The Brennan Center for Justice, a public policy group, has counted 253 bills across the country this year meant to limit access to voting. Republican lawmakers have said the proposals are meant to bolster confidence in future elections, though they have been the loudest proponents of meritless claims that the previous election was fraudulent.

Sylvia Albert, director of the voting and elections project at Common Cause, a nonpartisan organization that advocates to expand access to voting, said the GOP is moving to depress turnout following their losses in the last election cycle.

“Instead of dealing with real issues these legislatures are revoking access to the ballot,” she said. “The motivation is not to secure an election, the motivation is to undermine access to the ballot.”


Democratic Sen. Pam Jochum pointed out that 76% of Iowa Democrats voted by mail in November and 52% of Republicans as mail voting surged in popularity amid the coronavirus pandemic.

Iowa Republicans backing the bill argue there was voter fraud in states where Trump narrowly lost to Democrat Joe Biden, though courts have repeatedly ruled there was no significant fraud. Still, Republicans said that belief has caused their constituents to lose faith in the integrity of elections, so changes are needed. Their action follows repeated claims by Trump that mail balloting was vulnerable to fraud, again without any evidence.
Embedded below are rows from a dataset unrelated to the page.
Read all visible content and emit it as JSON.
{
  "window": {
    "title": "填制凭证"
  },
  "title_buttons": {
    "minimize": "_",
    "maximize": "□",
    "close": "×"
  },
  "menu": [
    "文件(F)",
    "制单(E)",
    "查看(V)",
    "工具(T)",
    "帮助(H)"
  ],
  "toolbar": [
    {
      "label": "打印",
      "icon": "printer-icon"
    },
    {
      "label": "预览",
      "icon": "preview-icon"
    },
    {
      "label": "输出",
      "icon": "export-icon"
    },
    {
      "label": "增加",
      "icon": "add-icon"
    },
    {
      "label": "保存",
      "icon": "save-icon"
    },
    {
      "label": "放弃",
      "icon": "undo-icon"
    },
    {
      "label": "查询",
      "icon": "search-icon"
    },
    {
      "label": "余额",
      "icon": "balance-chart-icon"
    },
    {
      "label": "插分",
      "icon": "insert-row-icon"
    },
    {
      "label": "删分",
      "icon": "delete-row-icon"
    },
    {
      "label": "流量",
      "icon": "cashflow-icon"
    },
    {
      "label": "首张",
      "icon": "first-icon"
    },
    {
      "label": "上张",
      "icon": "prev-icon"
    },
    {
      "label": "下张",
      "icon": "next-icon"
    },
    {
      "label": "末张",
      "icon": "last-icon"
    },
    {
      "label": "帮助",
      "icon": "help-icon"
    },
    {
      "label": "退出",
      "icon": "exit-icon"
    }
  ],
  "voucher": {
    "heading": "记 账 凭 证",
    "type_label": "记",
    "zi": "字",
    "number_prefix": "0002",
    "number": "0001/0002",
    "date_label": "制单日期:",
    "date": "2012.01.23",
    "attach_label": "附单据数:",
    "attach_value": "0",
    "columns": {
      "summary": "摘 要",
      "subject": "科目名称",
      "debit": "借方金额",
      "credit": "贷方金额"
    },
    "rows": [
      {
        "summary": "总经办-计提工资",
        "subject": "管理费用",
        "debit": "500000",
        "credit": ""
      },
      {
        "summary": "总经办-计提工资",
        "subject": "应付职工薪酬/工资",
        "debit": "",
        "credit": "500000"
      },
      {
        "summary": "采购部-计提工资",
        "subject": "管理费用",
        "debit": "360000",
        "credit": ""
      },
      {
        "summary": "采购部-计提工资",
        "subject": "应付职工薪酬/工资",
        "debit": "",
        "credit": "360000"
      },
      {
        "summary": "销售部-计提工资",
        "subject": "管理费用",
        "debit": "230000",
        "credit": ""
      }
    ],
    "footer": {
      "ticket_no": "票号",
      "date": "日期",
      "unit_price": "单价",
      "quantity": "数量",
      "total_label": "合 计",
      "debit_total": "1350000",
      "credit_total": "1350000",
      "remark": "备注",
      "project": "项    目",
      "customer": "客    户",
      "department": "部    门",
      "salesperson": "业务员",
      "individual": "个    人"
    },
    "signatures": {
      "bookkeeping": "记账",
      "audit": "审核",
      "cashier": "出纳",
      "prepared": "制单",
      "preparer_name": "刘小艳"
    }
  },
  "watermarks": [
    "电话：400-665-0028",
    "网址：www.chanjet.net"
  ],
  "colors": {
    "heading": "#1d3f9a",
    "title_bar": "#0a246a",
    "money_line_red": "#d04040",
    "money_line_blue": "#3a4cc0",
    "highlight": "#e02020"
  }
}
During Senate debate, Sioux City Republican Sen. Jim Carlin said “most of the Republican caucus believe the election was stolen.” He added, “Who believes that Joe Biden got 12 million more votes than Obama on his best day? I don’t believe that he did better than Barack Obama.”

Iowa City Democratic Sen. Joe Bolkcom said those kind of conspiracy theories and cult behavior toward Trump are what has led some people to lose faith in elections.

“I for one am not going to normalize this bizarre irrational conspiracy theory thinking and behavior,” he said.

In a public hearing held Monday night nearly 1,200 people signed up to comment on the measure. All but 28 opposed the legislation.


Janice Weiner, a retired U.S. foreign service officer, said the section of the bill that shortens the time for absentee voting will hurt people who go south for Iowa winters, victims of domestic violence, voters in rural areas and the elderly. She cautioned lawmakers against believing debunked lies about election fraud.

“Just as Sen. (Joni) Ernst won her election and each of you won yours, President Biden won freely and fairly,” she said. “The remedy for the big lie of a stolen election is not to take an ax to election laws that worked exceedingly well, it’s simply to tell the truth.”

Gary Leffler, a West Des Moines resident who supports the bill, said he was at the U.S. Capitol on Jan. 6 and could attest that people are concerned about voter integrity.

“Right now you’ve got half the people who voted in a national election who are feeling like yesterday’s newspaper in the bottom of a birdcage and they’re trying to figure out how in the world did this happen. You must restore integrity back into our voting. I think this bill goes a long way to getting that done,” he said.


Associated Press writer Anthony Izaguirre in Lindenhurst, New York, contributed to this report.